看到这样的历史建筑沦为大杂院,甚至成为公厕,任何一个热爱北京的人都会感到心痛。北京有很多历史悠久的古建筑,寺庙道观占其中很大一部分。这些过去紧系民生的宗教场所经过现在的修复后又将被如何对待呢?建筑的存在有赖于其功用,比如紫禁城过去除了是皇权的象征,其现实意义还在于皇室的日常活动和居所。当皇帝不存在了,紫禁城本来应该是荒废的命运,但是其在民国后转变功能,作为博物馆的所在,于是保存下来了。寺庙作为宗教场所,在1966年《人民日报》社论“横扫一切牛鬼蛇神”发表后,全国都在破四旧,宗教活动几乎绝迹了。据2011年记者采访时,庙内的老住户还提到49年后庙内仍有部分和尚,周围邻居有需要的时候他们还会去诵经、做法事,但随着最后一名僧人的离去,这种宗教活动也就终止了,庙也彻底为百姓占据。在如今繁华的西四地区,若想恢复一座真正意义上的寺庙几乎是不可能的,而且根据民国时候的寺庙登记来看,庙属私产,那时候就已经破落,大多数房间都用来出租。尽管现在不缺信仰基础,但人们的日常生活已与宗教活动越来越远,比如葬礼上不再需要和尚诵经了。再说这里的产权也不属于佛教协会,修复后不会规划为寺庙。

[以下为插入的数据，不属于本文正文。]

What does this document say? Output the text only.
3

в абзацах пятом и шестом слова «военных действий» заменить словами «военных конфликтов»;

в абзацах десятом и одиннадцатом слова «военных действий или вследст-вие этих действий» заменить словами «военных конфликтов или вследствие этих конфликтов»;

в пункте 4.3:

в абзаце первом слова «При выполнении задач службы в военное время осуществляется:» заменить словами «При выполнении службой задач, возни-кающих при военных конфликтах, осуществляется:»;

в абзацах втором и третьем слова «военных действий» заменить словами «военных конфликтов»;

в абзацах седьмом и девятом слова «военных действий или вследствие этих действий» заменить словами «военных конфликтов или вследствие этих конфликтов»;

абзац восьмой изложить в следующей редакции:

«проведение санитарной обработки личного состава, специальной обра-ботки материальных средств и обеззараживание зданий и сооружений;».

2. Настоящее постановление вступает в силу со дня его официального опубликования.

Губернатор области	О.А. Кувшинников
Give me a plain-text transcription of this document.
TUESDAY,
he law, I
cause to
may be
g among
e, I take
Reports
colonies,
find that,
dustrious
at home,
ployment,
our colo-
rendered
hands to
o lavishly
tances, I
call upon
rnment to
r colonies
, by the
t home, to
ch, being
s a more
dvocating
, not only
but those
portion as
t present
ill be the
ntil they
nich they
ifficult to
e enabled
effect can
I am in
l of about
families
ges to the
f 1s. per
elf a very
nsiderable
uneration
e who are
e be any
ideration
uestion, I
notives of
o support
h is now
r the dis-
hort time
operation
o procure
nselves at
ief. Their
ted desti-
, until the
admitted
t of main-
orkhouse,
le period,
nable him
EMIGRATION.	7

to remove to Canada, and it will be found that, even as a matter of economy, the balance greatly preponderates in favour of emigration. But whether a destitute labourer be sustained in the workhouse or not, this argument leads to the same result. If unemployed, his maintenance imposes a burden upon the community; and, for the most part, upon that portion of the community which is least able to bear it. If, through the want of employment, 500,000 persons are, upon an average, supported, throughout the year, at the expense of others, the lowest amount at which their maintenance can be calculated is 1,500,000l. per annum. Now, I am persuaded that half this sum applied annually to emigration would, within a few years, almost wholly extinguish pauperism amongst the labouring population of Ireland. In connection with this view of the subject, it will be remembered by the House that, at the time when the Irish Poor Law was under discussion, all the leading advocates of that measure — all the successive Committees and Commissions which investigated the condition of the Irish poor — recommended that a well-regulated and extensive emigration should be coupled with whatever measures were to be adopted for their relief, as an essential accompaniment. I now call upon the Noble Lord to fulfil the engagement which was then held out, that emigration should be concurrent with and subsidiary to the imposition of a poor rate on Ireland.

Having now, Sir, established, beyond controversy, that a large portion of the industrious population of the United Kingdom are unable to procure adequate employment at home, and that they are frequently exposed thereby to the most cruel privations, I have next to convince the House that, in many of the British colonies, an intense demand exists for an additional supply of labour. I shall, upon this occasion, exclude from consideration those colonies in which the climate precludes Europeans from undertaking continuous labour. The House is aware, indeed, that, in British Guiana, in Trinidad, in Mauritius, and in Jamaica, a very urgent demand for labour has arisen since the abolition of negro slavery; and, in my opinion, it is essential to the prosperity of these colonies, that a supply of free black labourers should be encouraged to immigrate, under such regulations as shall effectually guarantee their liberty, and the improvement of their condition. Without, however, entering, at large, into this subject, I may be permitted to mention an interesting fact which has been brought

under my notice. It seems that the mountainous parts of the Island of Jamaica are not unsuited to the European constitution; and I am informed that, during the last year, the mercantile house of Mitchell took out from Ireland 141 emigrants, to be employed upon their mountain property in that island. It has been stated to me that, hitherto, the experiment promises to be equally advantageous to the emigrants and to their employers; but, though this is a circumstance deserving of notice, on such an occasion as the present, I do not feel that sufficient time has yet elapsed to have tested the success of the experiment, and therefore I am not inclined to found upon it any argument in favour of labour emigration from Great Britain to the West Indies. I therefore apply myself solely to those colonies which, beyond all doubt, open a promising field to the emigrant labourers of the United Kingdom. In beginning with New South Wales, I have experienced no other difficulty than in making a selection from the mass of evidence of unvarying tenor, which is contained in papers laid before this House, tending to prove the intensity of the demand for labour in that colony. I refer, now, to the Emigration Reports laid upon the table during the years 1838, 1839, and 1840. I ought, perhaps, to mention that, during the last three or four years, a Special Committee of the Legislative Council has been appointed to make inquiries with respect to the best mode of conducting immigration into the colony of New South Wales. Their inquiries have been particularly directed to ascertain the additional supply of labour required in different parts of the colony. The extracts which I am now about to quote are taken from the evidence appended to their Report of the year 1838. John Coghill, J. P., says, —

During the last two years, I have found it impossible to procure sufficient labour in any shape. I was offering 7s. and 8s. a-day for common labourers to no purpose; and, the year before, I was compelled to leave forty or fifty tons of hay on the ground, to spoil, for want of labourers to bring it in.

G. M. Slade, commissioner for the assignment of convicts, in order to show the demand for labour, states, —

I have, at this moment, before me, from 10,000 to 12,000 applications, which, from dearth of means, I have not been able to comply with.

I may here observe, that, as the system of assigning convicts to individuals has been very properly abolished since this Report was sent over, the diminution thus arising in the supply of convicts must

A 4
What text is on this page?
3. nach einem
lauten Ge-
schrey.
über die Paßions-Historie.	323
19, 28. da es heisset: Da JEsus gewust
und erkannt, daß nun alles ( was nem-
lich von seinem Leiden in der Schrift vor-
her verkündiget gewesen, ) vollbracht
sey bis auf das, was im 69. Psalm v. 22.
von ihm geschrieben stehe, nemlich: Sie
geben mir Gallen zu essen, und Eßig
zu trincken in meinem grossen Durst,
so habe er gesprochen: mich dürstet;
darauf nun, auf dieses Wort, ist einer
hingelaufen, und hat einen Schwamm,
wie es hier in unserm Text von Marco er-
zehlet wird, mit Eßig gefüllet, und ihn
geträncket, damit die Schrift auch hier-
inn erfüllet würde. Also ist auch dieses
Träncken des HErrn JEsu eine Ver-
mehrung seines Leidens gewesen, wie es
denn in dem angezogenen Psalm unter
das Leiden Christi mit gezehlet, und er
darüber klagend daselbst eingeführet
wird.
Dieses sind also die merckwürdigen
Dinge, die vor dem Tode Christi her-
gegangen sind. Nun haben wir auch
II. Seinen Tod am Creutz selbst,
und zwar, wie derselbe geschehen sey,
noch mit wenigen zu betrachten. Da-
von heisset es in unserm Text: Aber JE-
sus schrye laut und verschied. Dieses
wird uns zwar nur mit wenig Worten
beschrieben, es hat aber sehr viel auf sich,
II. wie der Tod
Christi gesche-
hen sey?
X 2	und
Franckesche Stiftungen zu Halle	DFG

文化是依托于物的,具体来说就是文物。地方文化和地方建筑密不可分,无论是宗教建筑还是民居建筑都体现了地方文化的形式和内容,体现的是人与人的关系,古建筑也是文物,必然承载着地方文化。如今的北京,胡同、大院儿越来越少,大多数人都住上了高楼,那依托于胡同、大院儿的邻里关系,也就是人与人的交流,北京文化的最核心部分发生变化了,结果注定是现在的北京文化与过去不同,现在的北京与过去不同,也回不到过去了。当年轻人(他们是社会发展的动力和主力)的生活不再需要宗教中的祭拜、诵经等等形式了,那些寺庙也就失去了生存的根基,双关帝庙修好后又作何用途?我比较认同智珠寺的改造:由职能部门监管,由民间出资维修维护,在不破坏的前提下改变原古建的职能,那这样的古建,这样的文化遗存就能延续下去。可后来好事记者的报道至事件的发展大掉头,这一成功案例无法推广。不管怎样,对双关帝庙的修复总是好的,把其从濒临死亡的大杂院中拯救出来,不至于太快消亡,未来虽然说不好会怎样,但至少+1s了。